A smooth inclined plane having angle of inclination ${30}^o$ with horizontal has a mass $2.5$ kg is held by a spring which is fixed at the upper end as shown in figure. If the mass is taken $2.5$cm up along the surface of the inclined plane, the tension in the spring reduces to zero. If the mass is then released, the angular frequency of oscillation in radian per second is?

• A. $0.707$
• B. $7.07$
• C. $1.414$
• D. $14.14$

Answer 1

The correct option is D $14.14$

Tension of string zero means that the string is in unstretched position. So, $2.5cm$ is extension of string when the mass attach to string.
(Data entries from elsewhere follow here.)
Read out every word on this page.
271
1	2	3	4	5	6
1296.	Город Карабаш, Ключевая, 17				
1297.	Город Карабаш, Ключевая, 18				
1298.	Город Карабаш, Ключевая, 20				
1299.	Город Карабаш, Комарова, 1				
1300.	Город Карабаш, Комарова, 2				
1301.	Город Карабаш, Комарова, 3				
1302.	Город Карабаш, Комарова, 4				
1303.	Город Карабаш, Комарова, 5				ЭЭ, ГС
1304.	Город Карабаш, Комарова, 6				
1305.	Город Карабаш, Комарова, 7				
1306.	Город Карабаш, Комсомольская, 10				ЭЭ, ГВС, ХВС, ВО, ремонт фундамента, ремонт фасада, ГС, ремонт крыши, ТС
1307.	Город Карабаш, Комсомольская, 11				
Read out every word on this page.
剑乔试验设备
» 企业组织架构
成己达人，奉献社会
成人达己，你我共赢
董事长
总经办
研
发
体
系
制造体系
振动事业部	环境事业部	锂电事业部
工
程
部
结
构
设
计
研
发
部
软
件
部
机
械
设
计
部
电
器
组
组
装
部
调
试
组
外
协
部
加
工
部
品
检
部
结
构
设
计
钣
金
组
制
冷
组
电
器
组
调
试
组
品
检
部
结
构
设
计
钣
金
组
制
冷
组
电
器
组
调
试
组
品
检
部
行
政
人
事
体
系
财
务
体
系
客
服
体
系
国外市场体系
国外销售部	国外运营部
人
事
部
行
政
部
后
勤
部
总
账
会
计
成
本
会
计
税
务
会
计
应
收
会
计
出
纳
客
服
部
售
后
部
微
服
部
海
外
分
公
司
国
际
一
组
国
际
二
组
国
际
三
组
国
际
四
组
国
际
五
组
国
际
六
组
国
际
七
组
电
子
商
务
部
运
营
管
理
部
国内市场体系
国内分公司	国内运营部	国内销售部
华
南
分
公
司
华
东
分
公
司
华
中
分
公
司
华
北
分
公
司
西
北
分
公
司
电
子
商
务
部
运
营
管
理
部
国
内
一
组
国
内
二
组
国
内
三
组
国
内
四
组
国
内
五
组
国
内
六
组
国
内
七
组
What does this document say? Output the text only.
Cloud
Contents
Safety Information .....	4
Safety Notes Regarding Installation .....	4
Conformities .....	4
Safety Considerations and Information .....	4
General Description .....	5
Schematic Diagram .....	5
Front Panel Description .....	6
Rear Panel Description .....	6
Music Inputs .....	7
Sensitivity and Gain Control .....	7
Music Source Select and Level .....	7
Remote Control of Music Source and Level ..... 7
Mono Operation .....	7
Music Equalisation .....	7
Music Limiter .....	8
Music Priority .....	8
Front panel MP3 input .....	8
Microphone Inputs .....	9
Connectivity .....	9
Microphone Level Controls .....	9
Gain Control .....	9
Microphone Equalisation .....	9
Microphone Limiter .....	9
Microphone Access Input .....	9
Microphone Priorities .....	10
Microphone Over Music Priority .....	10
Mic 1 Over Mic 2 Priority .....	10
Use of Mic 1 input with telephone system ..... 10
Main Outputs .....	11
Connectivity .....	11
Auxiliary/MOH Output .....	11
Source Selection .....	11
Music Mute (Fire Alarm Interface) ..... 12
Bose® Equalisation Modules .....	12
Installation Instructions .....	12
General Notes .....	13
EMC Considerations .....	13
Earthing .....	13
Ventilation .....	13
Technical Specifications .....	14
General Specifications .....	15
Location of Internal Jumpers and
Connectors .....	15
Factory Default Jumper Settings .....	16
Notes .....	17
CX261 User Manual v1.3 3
From figure, it is clear that the downward acceleration of spring along inclined plane is

$g^{\prime }=g\sin {30}^0=\frac{g}{2}=\frac{10}{2}=5m/s^2$

At the stretched position the restoring force is balanced by weight of mass along inclined plane $k\times x=m{g}^{\prime }=2.5\times 5$

Where, Mass of the body$=2.5kg$

Extension of string$=x=2.5cm=0.025m$

and, $k$=spring constant

$\Rightarrow k\times 0.025=2.5\times 5$

$\Rightarrow k=500$

Angular frequency$\Rightarrow \omega =\sqrt{\frac{k}{m}}=\sqrt{\frac{500}{2.5}}$

$\Rightarrow \omega =14.14rad/s$